I’m seeing David Lean’s ‘Lawrence of Arabia’ tonight at the Carolina Theatre in Durham. Again. I’ve been fortunate to see it in 70mm (if you don’t know what 70mm is, let’s just say that it’s what movies used to look like when you were a kid – HUGE and CLEAR and EPIC; and it’s a format that’s very rarely used these days). This film is approaching fifty years old, but the last time I saw it – a year ago – it seemed so sure of itself and its themes so universal that it could have been made anytime.
Most of us who know it from TV screenings on wet Saturday afternoons, or because our grandparents told us about it may too easily disregard it; seeming like an artefact from the pre-CGI, pre-Tarantino, pre-indie witticism past. But if what is past is prologue, then this film – about war, and the effects of war on those who try to make it happen – may demand our attention.
This is a film that evokes the end of the British Empire, and therefore the potential end of the concept of Empire itself; even though it’s set during the first world war, it was made in 1962, by which time the notion of one monarch somehow ruling the world was fading into memory, and post-colonial theorists were beginning to make the case that Empire was a bad idea to start with. The place where I was born and raised was about to take on the mantle of the last vestige of this Empire, and some of its people were about to take a leaf out of the revolutionary playbook that had been put to such awful use in places like Algeria, while tragically ignoring, avoiding or de-emphasising the tactics of the non-violent revolutionaries of India and the US Civil Rights Movement. Turns out that those who wanted to hold onto Empire, and those who wanted to overthrow it were both wrong.
Killing people to prove that injustice is wrong may be the most contradictory paradox. To keep Northern Ireland in the United Kingdom, the government turned it into something like a security state; to make Ireland free, Irish people killed other Irish people; to keep Ulster British, British people killed other British people. For decades. And then we came inexorably to the conclusion that Empire (or an Independent Ireland) didn’t matter as much as ensuring that every citizen has a stake in the governance of the society; that equality of opportunity should be enshrined in law; and that the only way to bring a violent conflict to an end is for someone to stop shooting first.

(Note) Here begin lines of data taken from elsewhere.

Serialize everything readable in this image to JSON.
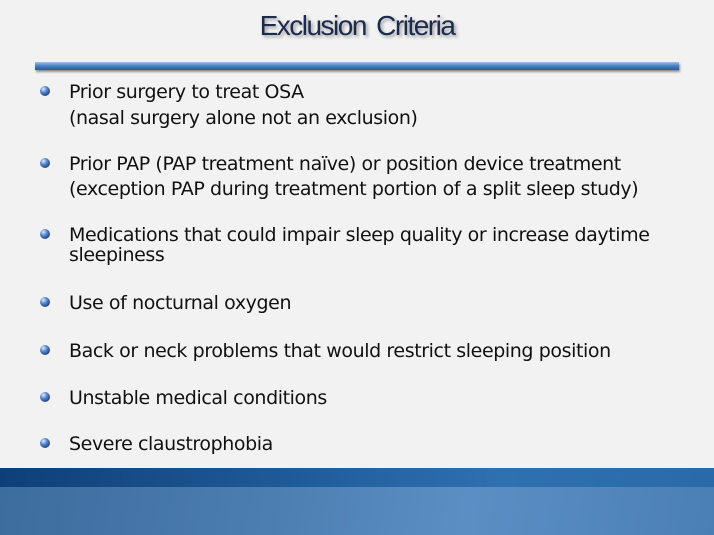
{
  "slide": {
    "title": "Exclusion  Criteria",
    "items": [
      {
        "line1": "Prior surgery to treat OSA",
        "line2": "(nasal surgery alone not an exclusion)"
      },
      {
        "line1": "Prior PAP (PAP treatment naïve) or position device treatment",
        "line2": "(exception PAP during treatment portion of a split sleep study)"
      },
      {
        "line1": "Medications that could impair sleep quality or increase daytime",
        "line2": "sleepiness"
      },
      {
        "line1": "Use of nocturnal oxygen"
      },
      {
        "line1": "Back or neck problems that would restrict sleeping position"
      },
      {
        "line1": "Unstable medical conditions"
      },
      {
        "line1": "Severe claustrophobia"
      }
    ]
  }
}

‘Lawrence of Arabia’ may have stirred a kind of nostalgic patriotism among British audiences in the 1960s – it is, on the surface after all, largely about how an English soldier helped Arabs defeat the Turkish army. But it’s much more subtle than a simple flag-waving exercise – its examination of Lawrence’s psyche is deeply subversive in that it admits something that popular war movies tend to ignore: that killing can be addictive. It foreshadows the recent amazing film ‘The Hurt Locker’ in Lawrence’s admission that he ‘enjoyed it’ when called upon to execute a misbehaving nomad – but it actually goes further, in that it’s clear that while he enjoyed it, he doesn’t enjoy the fact that he enjoyed it.

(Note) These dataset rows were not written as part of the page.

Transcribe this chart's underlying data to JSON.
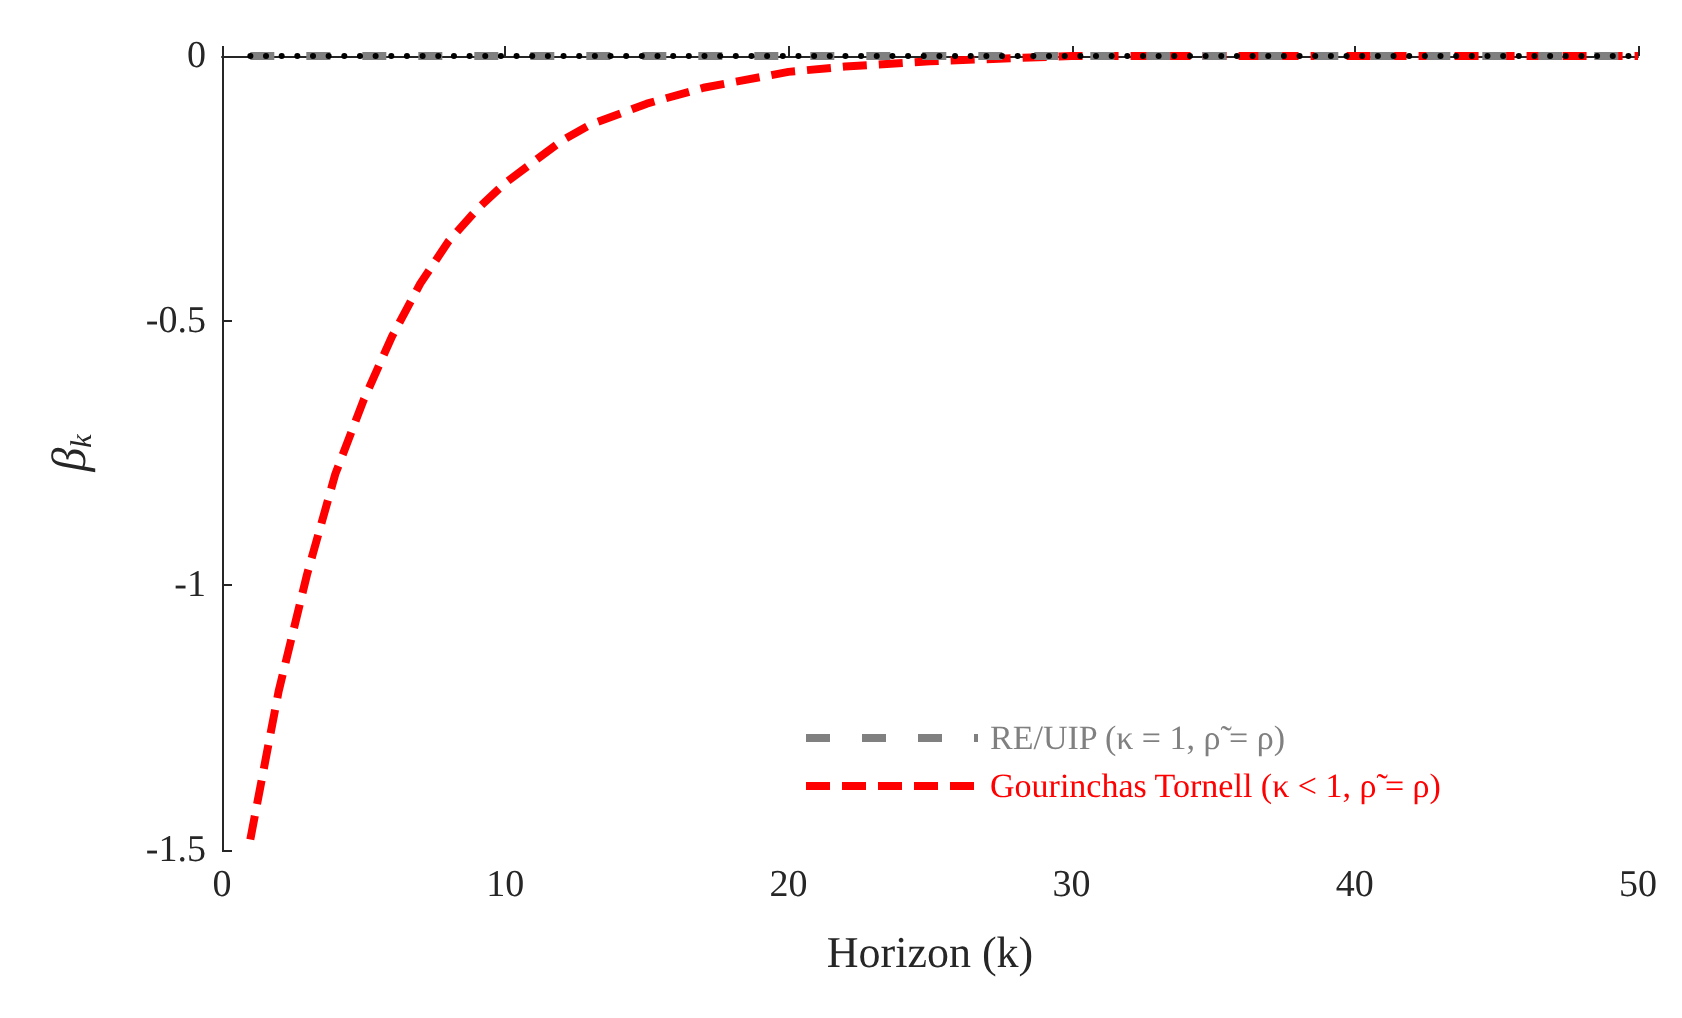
{
  "chart_data": {
    "type": "line",
    "xlabel": "Horizon (k)",
    "ylabel": "β$_{k}$",
    "xlim": [
      0,
      50
    ],
    "xticks": [
      0,
      10,
      20,
      30,
      40,
      50
    ],
    "ylim": [
      -1.5,
      0
    ],
    "yticks": [
      -1.5,
      -1,
      -0.5,
      0
    ],
    "grid": false,
    "legend": "bottom right",
    "marker": "none",
    "series": [
      {
        "name": "RE/UIP (κ = 1, ρ̃ = ρ)",
        "color": "#808080",
        "line_style": "dashed",
        "x": [
          1,
          50
        ],
        "values": [
          0,
          0
        ]
      },
      {
        "name": "Gourinchas Tornell (κ < 1, ρ̃ = ρ)",
        "color": "#ff0000",
        "line_style": "dashed",
        "x": [
          1,
          2,
          3,
          4,
          5,
          6,
          7,
          8,
          9,
          10,
          11,
          12,
          13,
          14,
          15,
          17,
          20,
          22,
          25,
          30,
          35,
          40,
          45,
          50
        ],
        "values": [
          -1.48,
          -1.2,
          -0.98,
          -0.79,
          -0.65,
          -0.53,
          -0.43,
          -0.35,
          -0.29,
          -0.24,
          -0.2,
          -0.16,
          -0.13,
          -0.11,
          -0.09,
          -0.06,
          -0.03,
          -0.02,
          -0.01,
          0,
          0,
          0,
          0,
          0
        ]
      },
      {
        "color": "#000000",
        "line_style": "dotted",
        "x": [
          1,
          50
        ],
        "values": [
          0,
          0
        ]
      }
    ]
  }
}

He’s deeply troubled, and at the end of the war is no longer the integrated, Noel Coward-esque wit we saw at the beginning. Lawrence has ‘a funny sense of fun’ – and David Lean had a very sharp sense of the brutalisation that so many men embrace in order to feel alive, and how we have mislaid other rituals that used to pronounce and even convey adulthood. The most well known line in the film is probably ‘Nothing is written’ – Lawrence’s refusal to endorse the fatalism of pre-rational ways of doing religion; the human being is supposed to act on history, not be swept away by it. I don’t watch ‘Lawrence of Arabia’ to be thrilled by the violence or excited by the military ‘victories’ – they didn’t last; and they certainly didn’t produce a lasting peace in the Middle East; geo-politics is still dealing with the legacy of how Britain and what became Saudi Arabia tangoed a hundred years ago. I watch it because, apart from the fact that it moves with grace and notes and a propulsive narrative, and imagery that has never been repeated, it tells the story of a man who faced a crisis, made a choice, and changed the world. His was dangerous change. I need to be reminded that I am subject to the male addiction to transformation through outer violence; because if I don’t find a way to transform that violence into something that neither seeks to wound nor colonise others into my own little Empire of Self, my life will be dynamite, and not in a good way.